Although the spectrum of therapeutic options for PAH has expanded in past 20 years, the targeted therapies that are approved and available for treatment of PAH largely result from the understanding of the central role of nitric oxide, nitric oxide–cGMP, prostacyclin and endothelin pathways in PAH pathogenesis [32, 41]. Several research groups are currently evaluating the therapeutic efficacy of modulation of HDACs in PAH pathogenesis using small-molecule inhibitors. In essence, there is a need to identify specific isoforms that are deregulated in the PAH pulmonary vasculature and for application of isoform-selective inhibitors to largely minimise the off-target effects experienced upon broad-spectrum inhibition.

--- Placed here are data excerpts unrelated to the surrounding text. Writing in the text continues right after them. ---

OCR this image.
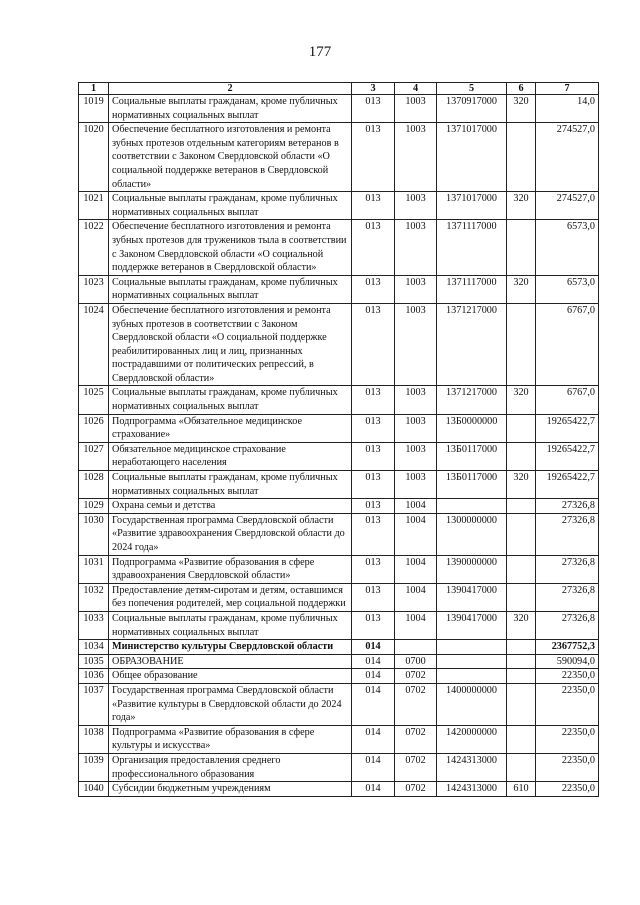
177
1	2	3	4	5	6	7
1019	Социальные выплаты гражданам, кроме публичных нормативных социальных выплат	013	1003	1370917000	320	14,0
1020	Обеспечение бесплатного изготовления и ремонта зубных протезов отдельным категориям ветеранов в соответствии с Законом Свердловской области «О социальной поддержке ветеранов в Свердловской области»	013	1003	1371017000		274527,0
1021	Социальные выплаты гражданам, кроме публичных нормативных социальных выплат	013	1003	1371017000	320	274527,0
1022	Обеспечение бесплатного изготовления и ремонта зубных протезов для тружеников тыла в соответствии с Законом Свердловской области «О социальной поддержке ветеранов в Свердловской области»	013	1003	1371117000		6573,0
1023	Социальные выплаты гражданам, кроме публичных нормативных социальных выплат	013	1003	1371117000	320	6573,0
1024	Обеспечение бесплатного изготовления и ремонта зубных протезов в соответствии с Законом Свердловской области «О социальной поддержке реабилитированных лиц и лиц, признанных пострадавшими от политических репрессий, в Свердловской области»	013	1003	1371217000		6767,0
1025	Социальные выплаты гражданам, кроме публичных нормативных социальных выплат	013	1003	1371217000	320	6767,0
1026	Подпрограмма «Обязательное медицинское страхование»	013	1003	13Б0000000		19265422,7
1027	Обязательное медицинское страхование неработающего населения	013	1003	13Б0117000		19265422,7
1028	Социальные выплаты гражданам, кроме публичных нормативных социальных выплат	013	1003	13Б0117000	320	19265422,7
1029	Охрана семьи и детства	013	1004			27326,8
1030	Государственная программа Свердловской области «Развитие здравоохранения Свердловской области до 2024 года»	013	1004	1300000000		27326,8
1031	Подпрограмма «Развитие образования в сфере здравоохранения Свердловской области»	013	1004	1390000000		27326,8
1032	Предоставление детям-сиротам и детям, оставшимся без попечения родителей, мер социальной поддержки	013	1004	1390417000		27326,8
1033	Социальные выплаты гражданам, кроме публичных нормативных социальных выплат	013	1004	1390417000	320	27326,8
1034	Министерство культуры Свердловской области	014				2367752,3
1035	ОБРАЗОВАНИЕ	014	0700			590094,0
1036	Общее образование	014	0702			22350,0
1037	Государственная программа Свердловской области «Развитие культуры в Свердловской области до 2024 года»	014	0702	1400000000		22350,0
1038	Подпрограмма «Развитие образования в сфере культуры и искусства»	014	0702	1420000000		22350,0
1039	Организация предоставления среднего профессионального образования	014	0702	1424313000		22350,0
1040	Субсидии бюджетным учреждениям	014	0702	1424313000	610	22350,0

Analysis of the epigenome will be a decisive factor in identification of disease-specific regulatory networks that aggravate the disease, since the epigenetic state of a cell determines cellular phenotype during developmental or disease. It is therefore crucial to profile the vascular cell-specific epigenome that will not only provide key insights into the pathogenesis of PAH, but can also be employed as biomarkers for clinical diagnosis and prognosis. Furthermore, the “integromics” perspective will also be necessary to comprehensively elucidate the disease-specific network involving genetic, epigenetic and transcription factors that may direct the development of novel therapeutic strategies for achieving reverse remodelling in PAH, in near future.